Потом я просил прощения. Но не подписать то письмо не мог. Иначе выглядел бы изгоем в глазах тех, с кем не одну неделю провел вместе в Бруклине. Мише бы мой отказ понравился, а они стали бы говорить, вот Алекс такой-сякой, любимчик Турецкого, может еще и „постукивает“ ему. Мы ведь вместе с ними обсуждали сложившуюся ситуацию, сетовали на то, что долго сидим в Нью-Йорке без дела, проедаем собственные деньги. Когда составляли письмо, надеялись, что нас послушают, и мы всем хором свалим из США, чтобы до следующих гастролей побыть дома и привезти туда хоть часть уже полученных гонораров».
Наиболее загадочную позицию в том конфликте занимал Евгений Тулинов. Письма он не подписывал, но взгляды «оппозиционеров», в целом, разделял. Возможно, о своей «закадровой» деятельности в этой истории он когда-нибудь подробно расскажет в собственных мемуарах. Пока же Тулинов хранит тайну.

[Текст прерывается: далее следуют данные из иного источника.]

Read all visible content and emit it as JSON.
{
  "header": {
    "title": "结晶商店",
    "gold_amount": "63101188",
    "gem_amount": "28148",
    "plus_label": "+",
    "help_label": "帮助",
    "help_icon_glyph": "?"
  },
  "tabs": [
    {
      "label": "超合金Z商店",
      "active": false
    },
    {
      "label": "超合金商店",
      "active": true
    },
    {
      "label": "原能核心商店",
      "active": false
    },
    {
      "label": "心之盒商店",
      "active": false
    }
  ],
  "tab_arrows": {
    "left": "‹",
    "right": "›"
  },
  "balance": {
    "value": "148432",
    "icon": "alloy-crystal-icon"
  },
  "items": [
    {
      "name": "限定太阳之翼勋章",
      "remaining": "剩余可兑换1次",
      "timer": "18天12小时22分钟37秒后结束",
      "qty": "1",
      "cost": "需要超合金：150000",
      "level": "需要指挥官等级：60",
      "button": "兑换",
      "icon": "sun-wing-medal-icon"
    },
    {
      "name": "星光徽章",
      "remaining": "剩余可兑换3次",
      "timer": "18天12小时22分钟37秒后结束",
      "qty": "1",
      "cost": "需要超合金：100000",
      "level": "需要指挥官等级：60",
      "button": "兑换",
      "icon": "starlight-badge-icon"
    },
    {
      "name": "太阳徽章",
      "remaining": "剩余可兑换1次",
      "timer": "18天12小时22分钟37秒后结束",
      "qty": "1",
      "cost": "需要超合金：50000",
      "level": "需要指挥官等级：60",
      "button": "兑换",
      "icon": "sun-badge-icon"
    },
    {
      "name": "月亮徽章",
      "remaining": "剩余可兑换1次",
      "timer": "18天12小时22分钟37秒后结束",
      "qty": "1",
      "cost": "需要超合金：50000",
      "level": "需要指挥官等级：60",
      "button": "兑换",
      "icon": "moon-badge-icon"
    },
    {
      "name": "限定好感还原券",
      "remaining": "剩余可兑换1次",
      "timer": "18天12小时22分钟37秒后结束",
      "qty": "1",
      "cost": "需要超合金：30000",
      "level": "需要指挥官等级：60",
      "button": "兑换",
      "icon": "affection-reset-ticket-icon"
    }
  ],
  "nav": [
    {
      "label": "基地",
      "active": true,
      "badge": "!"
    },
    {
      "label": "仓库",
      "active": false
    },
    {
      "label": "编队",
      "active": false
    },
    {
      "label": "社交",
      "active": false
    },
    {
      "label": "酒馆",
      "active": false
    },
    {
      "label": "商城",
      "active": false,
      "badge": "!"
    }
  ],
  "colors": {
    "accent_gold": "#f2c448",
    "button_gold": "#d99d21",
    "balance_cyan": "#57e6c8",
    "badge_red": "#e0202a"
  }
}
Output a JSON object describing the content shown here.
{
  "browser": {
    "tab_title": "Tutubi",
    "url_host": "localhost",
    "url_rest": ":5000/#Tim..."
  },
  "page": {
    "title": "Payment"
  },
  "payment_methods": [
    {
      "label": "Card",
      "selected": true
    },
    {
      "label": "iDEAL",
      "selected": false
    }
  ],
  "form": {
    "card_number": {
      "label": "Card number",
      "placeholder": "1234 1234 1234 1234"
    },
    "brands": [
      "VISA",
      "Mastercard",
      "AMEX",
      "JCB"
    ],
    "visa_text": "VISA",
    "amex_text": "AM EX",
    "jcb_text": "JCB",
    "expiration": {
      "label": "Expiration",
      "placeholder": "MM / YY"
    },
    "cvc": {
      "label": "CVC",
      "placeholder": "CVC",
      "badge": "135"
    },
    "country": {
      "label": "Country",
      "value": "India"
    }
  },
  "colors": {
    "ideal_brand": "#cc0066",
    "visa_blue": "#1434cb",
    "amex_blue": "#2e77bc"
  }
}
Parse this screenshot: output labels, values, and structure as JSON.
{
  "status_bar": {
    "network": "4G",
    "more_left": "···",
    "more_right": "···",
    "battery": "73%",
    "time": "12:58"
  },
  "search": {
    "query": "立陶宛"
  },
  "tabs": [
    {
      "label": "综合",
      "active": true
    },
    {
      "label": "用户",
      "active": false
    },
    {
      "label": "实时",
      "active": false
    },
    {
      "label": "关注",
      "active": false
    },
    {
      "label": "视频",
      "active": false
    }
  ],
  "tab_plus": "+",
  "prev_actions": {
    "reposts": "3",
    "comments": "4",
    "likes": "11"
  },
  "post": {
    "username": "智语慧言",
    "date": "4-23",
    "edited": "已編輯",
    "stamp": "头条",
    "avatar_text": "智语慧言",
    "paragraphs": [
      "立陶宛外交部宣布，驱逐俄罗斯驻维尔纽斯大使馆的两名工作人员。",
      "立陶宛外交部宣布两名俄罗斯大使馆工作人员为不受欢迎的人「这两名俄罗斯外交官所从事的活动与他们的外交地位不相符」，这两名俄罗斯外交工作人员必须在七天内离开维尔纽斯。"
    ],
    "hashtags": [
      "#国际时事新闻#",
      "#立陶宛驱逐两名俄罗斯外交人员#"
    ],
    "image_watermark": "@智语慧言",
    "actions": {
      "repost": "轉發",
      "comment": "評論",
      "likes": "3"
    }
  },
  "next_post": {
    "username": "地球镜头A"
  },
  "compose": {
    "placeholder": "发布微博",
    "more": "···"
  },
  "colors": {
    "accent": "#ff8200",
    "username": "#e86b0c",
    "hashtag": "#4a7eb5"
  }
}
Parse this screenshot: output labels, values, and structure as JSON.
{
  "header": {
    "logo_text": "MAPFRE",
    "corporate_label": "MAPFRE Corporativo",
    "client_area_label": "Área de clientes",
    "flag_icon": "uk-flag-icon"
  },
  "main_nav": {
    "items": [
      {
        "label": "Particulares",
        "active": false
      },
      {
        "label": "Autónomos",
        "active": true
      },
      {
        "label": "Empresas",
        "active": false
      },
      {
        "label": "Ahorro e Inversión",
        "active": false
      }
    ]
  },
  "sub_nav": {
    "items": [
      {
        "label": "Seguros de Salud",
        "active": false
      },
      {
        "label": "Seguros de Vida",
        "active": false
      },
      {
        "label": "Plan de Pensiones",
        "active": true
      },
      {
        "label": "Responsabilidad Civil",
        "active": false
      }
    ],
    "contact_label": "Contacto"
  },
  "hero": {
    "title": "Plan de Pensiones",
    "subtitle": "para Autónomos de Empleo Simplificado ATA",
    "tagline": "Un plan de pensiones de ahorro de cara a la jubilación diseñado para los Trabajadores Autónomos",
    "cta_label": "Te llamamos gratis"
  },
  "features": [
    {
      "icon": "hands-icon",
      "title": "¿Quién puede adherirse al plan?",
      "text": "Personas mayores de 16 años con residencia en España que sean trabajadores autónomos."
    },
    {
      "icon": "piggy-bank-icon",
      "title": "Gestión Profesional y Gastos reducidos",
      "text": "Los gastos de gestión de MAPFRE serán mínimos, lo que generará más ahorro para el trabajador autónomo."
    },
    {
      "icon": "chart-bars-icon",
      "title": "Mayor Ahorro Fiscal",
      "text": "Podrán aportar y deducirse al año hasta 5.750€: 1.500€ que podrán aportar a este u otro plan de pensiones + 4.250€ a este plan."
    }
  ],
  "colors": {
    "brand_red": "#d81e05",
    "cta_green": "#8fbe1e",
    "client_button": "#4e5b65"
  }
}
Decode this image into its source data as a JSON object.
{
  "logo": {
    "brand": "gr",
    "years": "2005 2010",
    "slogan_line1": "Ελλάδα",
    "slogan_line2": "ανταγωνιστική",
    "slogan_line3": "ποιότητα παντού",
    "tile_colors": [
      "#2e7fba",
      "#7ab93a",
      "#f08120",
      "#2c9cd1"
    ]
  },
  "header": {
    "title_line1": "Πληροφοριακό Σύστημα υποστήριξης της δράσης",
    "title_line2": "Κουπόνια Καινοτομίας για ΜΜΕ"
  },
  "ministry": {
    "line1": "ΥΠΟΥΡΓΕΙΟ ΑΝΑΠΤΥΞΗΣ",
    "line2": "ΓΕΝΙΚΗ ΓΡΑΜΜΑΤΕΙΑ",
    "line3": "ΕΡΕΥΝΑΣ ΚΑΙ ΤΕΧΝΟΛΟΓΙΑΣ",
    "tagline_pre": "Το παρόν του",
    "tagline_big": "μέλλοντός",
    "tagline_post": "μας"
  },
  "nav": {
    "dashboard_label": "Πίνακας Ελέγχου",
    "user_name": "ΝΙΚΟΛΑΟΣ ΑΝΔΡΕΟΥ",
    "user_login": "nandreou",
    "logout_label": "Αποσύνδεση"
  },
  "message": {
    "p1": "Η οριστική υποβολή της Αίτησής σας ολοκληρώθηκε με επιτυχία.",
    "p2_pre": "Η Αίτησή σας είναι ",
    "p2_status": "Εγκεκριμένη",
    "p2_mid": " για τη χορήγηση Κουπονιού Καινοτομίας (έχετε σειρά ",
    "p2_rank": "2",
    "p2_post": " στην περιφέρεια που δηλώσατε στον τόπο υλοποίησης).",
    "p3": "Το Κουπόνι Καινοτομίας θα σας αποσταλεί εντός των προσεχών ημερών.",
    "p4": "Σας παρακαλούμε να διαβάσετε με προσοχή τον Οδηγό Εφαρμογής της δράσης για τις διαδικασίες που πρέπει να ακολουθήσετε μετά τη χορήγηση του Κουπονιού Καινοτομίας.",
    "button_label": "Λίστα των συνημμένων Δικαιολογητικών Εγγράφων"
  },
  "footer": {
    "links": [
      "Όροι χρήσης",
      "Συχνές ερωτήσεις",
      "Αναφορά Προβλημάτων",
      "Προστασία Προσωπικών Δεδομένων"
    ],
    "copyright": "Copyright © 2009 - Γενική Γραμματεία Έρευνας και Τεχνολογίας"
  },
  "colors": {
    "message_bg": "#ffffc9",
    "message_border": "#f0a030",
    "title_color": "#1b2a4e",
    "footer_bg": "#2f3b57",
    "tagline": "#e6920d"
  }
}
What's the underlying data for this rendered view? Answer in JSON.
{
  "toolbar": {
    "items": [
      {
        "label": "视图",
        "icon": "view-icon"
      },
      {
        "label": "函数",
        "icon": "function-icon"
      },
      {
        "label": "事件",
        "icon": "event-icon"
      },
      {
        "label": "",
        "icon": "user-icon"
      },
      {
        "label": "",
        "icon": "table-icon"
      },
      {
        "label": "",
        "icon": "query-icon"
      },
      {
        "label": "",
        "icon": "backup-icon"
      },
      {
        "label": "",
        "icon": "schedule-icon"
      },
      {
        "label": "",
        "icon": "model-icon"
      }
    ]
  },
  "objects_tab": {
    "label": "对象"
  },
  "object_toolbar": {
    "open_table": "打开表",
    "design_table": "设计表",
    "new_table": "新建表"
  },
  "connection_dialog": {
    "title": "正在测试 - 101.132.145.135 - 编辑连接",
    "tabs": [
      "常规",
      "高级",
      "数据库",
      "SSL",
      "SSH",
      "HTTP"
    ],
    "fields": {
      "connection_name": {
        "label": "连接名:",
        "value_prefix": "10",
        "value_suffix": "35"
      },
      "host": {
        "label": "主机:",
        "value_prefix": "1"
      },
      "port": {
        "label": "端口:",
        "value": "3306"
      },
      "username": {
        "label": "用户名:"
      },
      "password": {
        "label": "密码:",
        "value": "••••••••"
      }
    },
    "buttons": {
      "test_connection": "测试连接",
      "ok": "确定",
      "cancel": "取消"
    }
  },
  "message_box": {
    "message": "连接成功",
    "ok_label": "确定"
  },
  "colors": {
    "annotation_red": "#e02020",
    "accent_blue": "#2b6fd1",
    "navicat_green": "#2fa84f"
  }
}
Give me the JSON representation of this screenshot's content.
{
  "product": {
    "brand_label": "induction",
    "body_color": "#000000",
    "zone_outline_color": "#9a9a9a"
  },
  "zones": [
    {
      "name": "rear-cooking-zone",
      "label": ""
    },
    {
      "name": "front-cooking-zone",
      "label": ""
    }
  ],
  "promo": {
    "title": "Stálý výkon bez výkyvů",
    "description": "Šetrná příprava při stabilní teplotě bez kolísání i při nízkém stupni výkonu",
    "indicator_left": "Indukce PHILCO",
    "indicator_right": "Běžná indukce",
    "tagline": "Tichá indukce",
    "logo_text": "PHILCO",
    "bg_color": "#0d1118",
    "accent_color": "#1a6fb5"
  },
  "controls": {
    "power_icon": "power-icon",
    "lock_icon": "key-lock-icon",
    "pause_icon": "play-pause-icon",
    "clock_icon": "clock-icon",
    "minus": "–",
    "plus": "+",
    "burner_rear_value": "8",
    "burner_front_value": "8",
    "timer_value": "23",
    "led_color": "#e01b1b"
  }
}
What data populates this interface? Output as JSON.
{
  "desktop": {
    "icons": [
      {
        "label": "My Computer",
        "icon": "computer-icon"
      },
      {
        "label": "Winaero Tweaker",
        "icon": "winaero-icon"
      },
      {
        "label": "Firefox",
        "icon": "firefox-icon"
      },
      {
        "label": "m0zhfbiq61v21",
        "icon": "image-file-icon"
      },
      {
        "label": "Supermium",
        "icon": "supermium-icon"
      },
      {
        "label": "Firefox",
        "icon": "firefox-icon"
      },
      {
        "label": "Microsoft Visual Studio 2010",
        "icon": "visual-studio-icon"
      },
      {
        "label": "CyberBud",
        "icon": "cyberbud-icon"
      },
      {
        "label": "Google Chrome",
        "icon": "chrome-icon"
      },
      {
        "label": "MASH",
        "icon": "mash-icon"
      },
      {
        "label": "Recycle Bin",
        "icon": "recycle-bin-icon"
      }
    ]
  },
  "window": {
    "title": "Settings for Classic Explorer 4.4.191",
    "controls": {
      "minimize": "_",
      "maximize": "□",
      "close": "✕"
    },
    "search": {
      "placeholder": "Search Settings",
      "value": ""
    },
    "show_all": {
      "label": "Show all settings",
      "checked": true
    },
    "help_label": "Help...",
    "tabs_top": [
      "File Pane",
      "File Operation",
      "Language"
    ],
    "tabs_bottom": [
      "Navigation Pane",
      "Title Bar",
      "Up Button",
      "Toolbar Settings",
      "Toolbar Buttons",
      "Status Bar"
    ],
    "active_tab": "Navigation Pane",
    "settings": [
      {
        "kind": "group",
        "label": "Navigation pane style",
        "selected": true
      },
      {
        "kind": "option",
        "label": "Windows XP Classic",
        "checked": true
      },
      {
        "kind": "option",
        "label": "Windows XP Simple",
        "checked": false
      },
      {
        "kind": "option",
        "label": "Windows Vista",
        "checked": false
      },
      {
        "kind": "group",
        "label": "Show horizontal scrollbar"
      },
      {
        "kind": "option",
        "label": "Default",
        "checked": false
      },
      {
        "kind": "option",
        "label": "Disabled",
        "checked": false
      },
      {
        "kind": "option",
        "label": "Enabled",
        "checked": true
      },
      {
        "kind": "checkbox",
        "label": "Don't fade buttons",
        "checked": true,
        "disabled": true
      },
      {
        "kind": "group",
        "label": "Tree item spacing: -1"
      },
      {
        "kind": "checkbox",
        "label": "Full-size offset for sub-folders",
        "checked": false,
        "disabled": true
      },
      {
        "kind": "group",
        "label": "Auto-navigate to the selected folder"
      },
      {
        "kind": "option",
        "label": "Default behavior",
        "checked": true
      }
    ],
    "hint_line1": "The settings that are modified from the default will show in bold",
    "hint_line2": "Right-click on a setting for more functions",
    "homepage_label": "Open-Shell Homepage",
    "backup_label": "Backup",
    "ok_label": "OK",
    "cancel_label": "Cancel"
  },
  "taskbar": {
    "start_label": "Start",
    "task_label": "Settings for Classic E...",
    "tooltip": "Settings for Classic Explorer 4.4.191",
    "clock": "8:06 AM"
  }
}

Зато Евгений Кульмис предельно ясен: «Ультимативное письмо показалось мне каким-то глупым поступком, — говорит Женя, — поэтому я в этой затее не участвовал. Во-первых, не очень понял, из-за чего подписанты копья ломали. Во-вторых, меня все устраивало. Необходимости срочно срываться домой я не видел, хотя уже собирался жениться, и меня в Москве ждала невеста. Но я верил Турецкому, как человеку способному поднять интересный проект, и ориентировался на его мнение. С годами все чаще убеждаюсь, даже если изначально кажется, что Михаил не прав, потом выяснится, что он все-таки прав. У него какая-то удивительная интуиция.
Мстит ли он тем, кто пытается сделать что-то ему наперекор? По-моему, нет. Он, конечно, руководитель взрывной, эмоциональный, но не мстительный, клянусь своими детьми. Более отходчивого человека я в жизни не видел».